Friday, July 24, 2009

Local (Alternative) Shakespeare

The Shakespeare festival season is upon us. Always fun, and often revealing of who Shakespeare is in the popular imagination. The town I’ve lived in for two years is, by all measures, stuffed with Boston-area academics, many of them historians. So when I saw the notice for a 400th Anniversary celebration of the publication of the Sonnets this weekend, I was more than curious. Then I read the program.

The weekend-long series of talks and performances is being held at the local public library and the town’s Masonic Temple, and features spoken word performances by some British eurythmists. No, not followers of Annie Lenox; eurythmy is a performance style emphasizing “visible speech” and “visible singing." Next is a presentation is which the Earl of Oxford speaks with Lady Mary Wroth in 1604 about his life and fears that his family and writings will be forgotten, followed by another presentation on de Vere’s private life as Shakespeare.
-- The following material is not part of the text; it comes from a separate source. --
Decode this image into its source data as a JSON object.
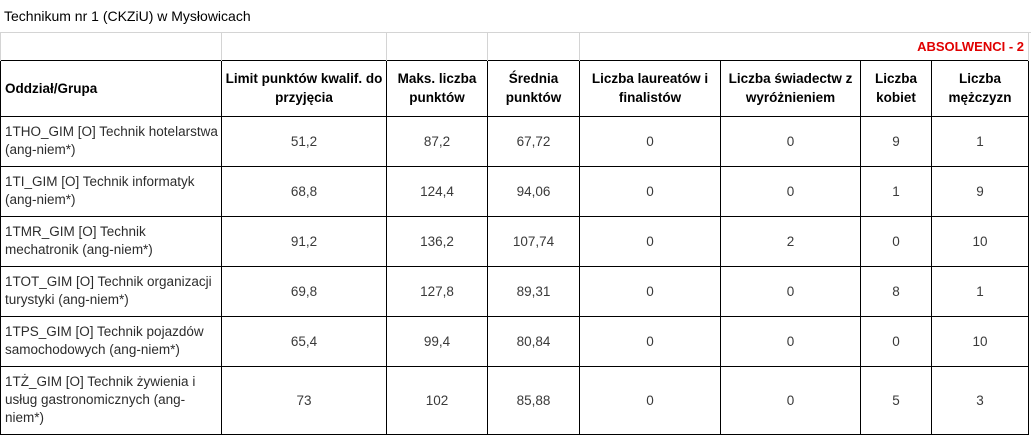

Another presentation will investigate (and dramatize) the “moving, tragic deaths of Ophelia, Cordelia, and Desdemona,” asking why they have to die? That night participants are invited to drink and present (in whichever order, I imagine) their favorite bits at an open stage.
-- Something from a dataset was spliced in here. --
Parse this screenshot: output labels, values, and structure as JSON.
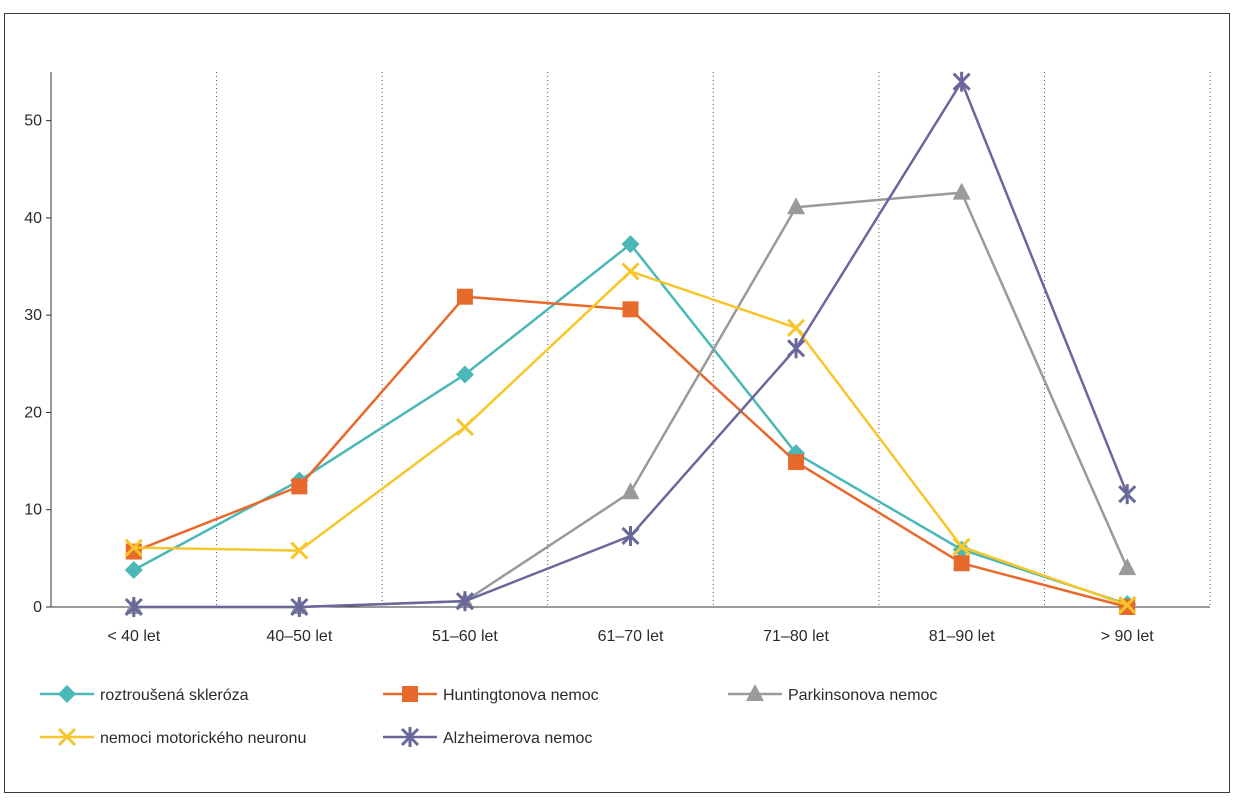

Those conscious the next morning are in for some sobering esoterica: a one-man show titled “The True Story of King Henry IX, Last of the Tudors,” which “dramatizes the veritable tale of the sonnets” by following the Earl of Southampton’s political fortunes. Then a presentation on politics in Richard II led by an Oxfordian and an anthroposophist. Hmmm ... Last, a talk for our times on Shakespeare and monetary history, arguing that “this culture-forging canon of literary masterpieces sounds with a moral timbre that is not merely utilitarian, but allegorical: altogether a temporal tale of the gods. Is this the elixir it holds for this ‘post-modern” era, soon to metamorphose (dare I ‘prophesy’) into a post-commercial age?” A post-recession Shakespeare? Heady stuff.

A sedate, almost orthodox afternoon of Ralph Vaughan Williams settings and Wagnerian adaptations wraps it up.

Unfortunately, I seem to be traveling this weekend.

Tuesday, July 21, 2009

Carnivalesque 52


Carnivalesque 52 is now up at Gilbert Mabbott.

Wednesday, July 8, 2009

Playing Shakespeare


Back in 1984 a British television series called Playing Shakespeare, hosted by John Barton of the Royal Shakespeare Company, aired in a few American cities and made its way onto VHS (some local libraries have it). The companion book by Barton (with a foreword by Trevor Nunn) was reissued by Anchor Books in 2001. But only now is the series available on DVD, just issued last month by Athena Learning.

The series features all the usual suspects from that era in the RSC: Ian McKellan, Patrick Stewart, Judi Dench, David Suchet, Peggy Ashcroft, Ben Kingsley, and so on. Yes, that generation of Shakespearean actors, but what Barton and they achieve in these shows is still utterly relevant in the classroom. Take the episode where David Suchet and Patrick Stewart trade takes on Shylock, Suchet playing him as Jewish, with a bit of eu veh, and Stewart playing him as less Jewish than simply greedy. There is also a marvelous scene where Barton steers Judi Dench (as Viola in Twelfth Night) line-by-line through the speech hiding her love from a self-absorbed Orsino.

Yes, these shows tend to reinforce the notion that Shakespeare must be played with an English–especially an “expensive”–accent, and they tend to emphasize formal over cultural issues in performance. But they manage what is often hardest to achieve in the academic, text-centered classroom: simultaneously showing Shakespeare’s malleability and the constant, guiding motion of his language.